Types of Deeds in Arizona and Utah Real Estate Transactions
There are three types of deeds commonly used to convey land: (1) warranty deed (or a general or full warranty deed); (2) special warranty deed; and (3) quitclaim deed (or a deed without covenants).
Please note that, while this article accurately describes applicable law on the subject covered at the time of its writing, the law continues to develop with the passage of time. Accordingly, before relying upon this article, care should be taken to verify that the law described herein has not changed.
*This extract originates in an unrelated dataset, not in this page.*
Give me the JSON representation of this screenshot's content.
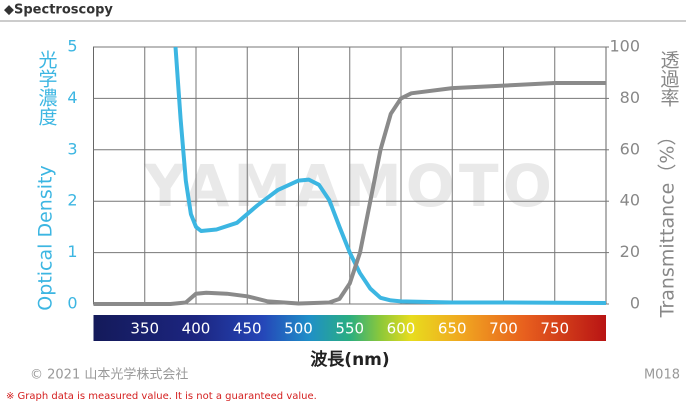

When transferring the ownership of real estate, it is important to know what deed you are giving or receiving. The person giving the deed is the seller, also known as the grantor, and the person receiving the deed is the buyer
I. Warranty Deed
The most common form of deed with full covenants is the warranty deed. A warranty deed expressly guarantees the grantor has good, clear title and covenants the quality of title, including warranties of seisin, quiet enjoyment, right to convey, freedom from encumbrances, and defense of title against all claims. Thus, a warranty deed is preferred as it promises the grantor has good title to the property and provides warranties for a variety of defects, whether the defects were caused by the grantor or someone else.
II. Special Warranty Deed
A special warranty deed provides for a conveyance and covenant. When a special warranty deed is executed, ownership of the real property named in the deed is conveyed to the grantee, together with all appurtenances, rights and privileges belonging to that property. Moreover, in a special warranty deed the grantor covenants that the property is free from all encumbrances made by that grantor and that he or she will forever warrant and defend the grantee’s title of the property against any lawful claim and demand of the grantor and any person claiming or to claim by, through, or under the grantor.
Accordingly, in a special warranty deed the grantor’s warranty is limited to defects or encumbrances caused by the grantor’s acts or omissions, or those who hold by, through or under the grantor; it does not warrant against defects that arose from someone else prior to the grantor’s ownership, unlike a warranty deed. In such a case, if the defect if based on events which occurred while the property was in the hands of a prior titleholder, then the grantee will have to look to the covenants, if any, contained in the deed from a prior titleholder, and cannot recover against the immediate grantor.
III. Quitclaim Deed
A quitclaim deed transfers a grantor’s complete interest or claim in certain real property to a grantee, but does not warrant the extent of the grantor’s interest, if any, or that the title is even valid. In other words, a quitclaim deed says “I am giving you whatever interest I have in this property, but I am not making any promises about it as my title might not be good and I might not even own the property, but whatever I have is now yours”, whereas a warranty deeds says “I promise I own the property I am giving to you and the title to it is good”. Thus, a quitclaim deed is risky and less preferable than a warranty deed. Quitclaim deeds, however, are helpful in clearing up title problems, transferring property between divorcing spouses, or in informal transactions between friends or family.